The last, amazing book by William Gaddis was printed, according to the author's will, 2 years after his death, in 2001. I read it as soon as it he was released.
It is a monologue about 90 pages long where a terminally ill writer (pulmonary emphysema) trys to write an essay he had been working on for decades. An essay about the Mechanical Piano in USA, seen as a symbol of massification and devastation in artistic creation.
The self-referential and autobiographical balance of the text is clear: Gaddis actually collected stuff on that subject for about 40 years. An huge amount of material for a book he never wrote. Instead he chose to write a short essay: "Agapē Agape". Gaddis was also dying for pulmonary emphysema, when he wrote this book.
That choice contains largely the meaning of the book and its assumptions: the surrender of writing an essay longly meditated shows in fact the creative author as succumbing to the massificated technological society. But this succumbing is not a loss, as we see in the last pages.
The voice of "Agape, agape" tells about the slaying of the artist by the technology, by the standardization of taste, by democracy/demagogy: surely an elitist and reactionary thesis, and not a new one (Pound, Eliot, Junger said something that kind).
It's a sad voice:
"...Because that's what it's about, that's what my work is about, the collapse of everything, of meaning, of language, of values, of art, disorder and dislocation wherever you look...".
More:
"...Where individual is lost, the unique is lost, where authenticity is lost not just authenticity but the whole concept of authenticity, that love for the beautiful creation before it's created that that, (...) That natural merging of created life in this creation in love that transcends it, a celebration of the love that created it they called agape, that love feast in the early church, yes."

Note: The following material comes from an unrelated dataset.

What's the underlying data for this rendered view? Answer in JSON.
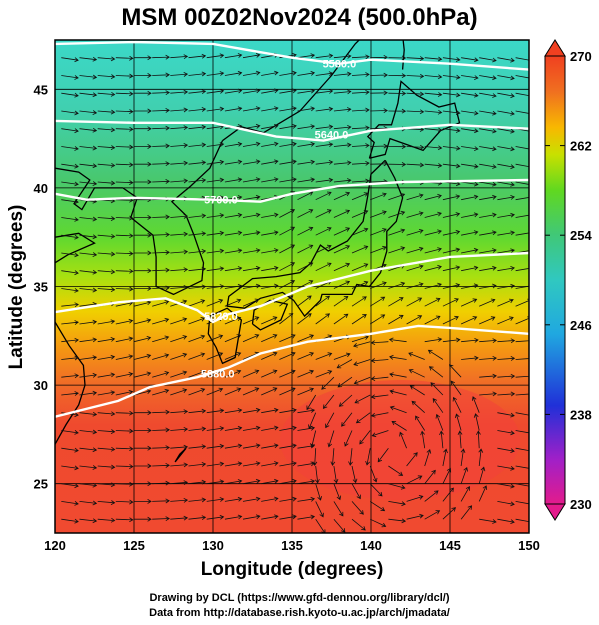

The apocalyptic-elitist thesis that today's "massificated" art is just entertainment is also not a new concept (Gaddis quotes even Flaubert saying “The whole dream of democracy is to raise the proletariat to the level of stupidity attained by the bourgeoisie.”). And it is not acceptable, for me.
But I think Gaddis is not saying that.
When he quotes Tolstoj ("The Kreutzer Sonata"), Melville ("Moby Dick"), Bernhard ("The Loser", the real inspiration source for "Agape, agape"), du Maurier ("Trilby"), Huizinga and even Freud, he's not supporting that reactionary view on art. He says instead that kinship and brotherhood (agape) between similar minds - even in different times - are the agent and the result of artistic creation, even today.
Here's the man, talking directly to the reader in the last pages: "...They'd say I'm afraid of the death of the élite because it means the death of me of course I can't really blame them, I've been wrong about everything in my life it's all been fraud and fiction, let everybody down except my daughters..."
Gaddis quotes also some lyrics by Michelangelo to emphasise his thought:
"O Dio, o Dio, o Dio/ Chi m'ha tolto a me stesso/ Ch'a me fusse più presso/ O più di me potessi, che poss'io?/ O Dio, o Dio...". ("O God, o God, o God/ Who took me off myself/ That self closest to me/ That self more skilled than me?/ O God, o God...!)
In short, the old and sick writer, looking at the book he gave up writing, thinks to the young self who looked for fame and posterity and was frustrated by the massificated market of art, where you can't find fame and posterity unless you give yourself up ("...The rate things change a generation lasts about four days what posterity?"). Gaddis sees that his goal as a young artist was wrong: an artist has to work for men with a sensitivity like his one. Not for the mainstream market, or for fame and posterity. This is his legacy.
It's still an elitist thesis, but it made me think for years. I still don't agree with Gaddis, but I'm not at the end of my life and my work, and this makes a big difference.
(Forgive my English, not good enough to write about these kind of topic.)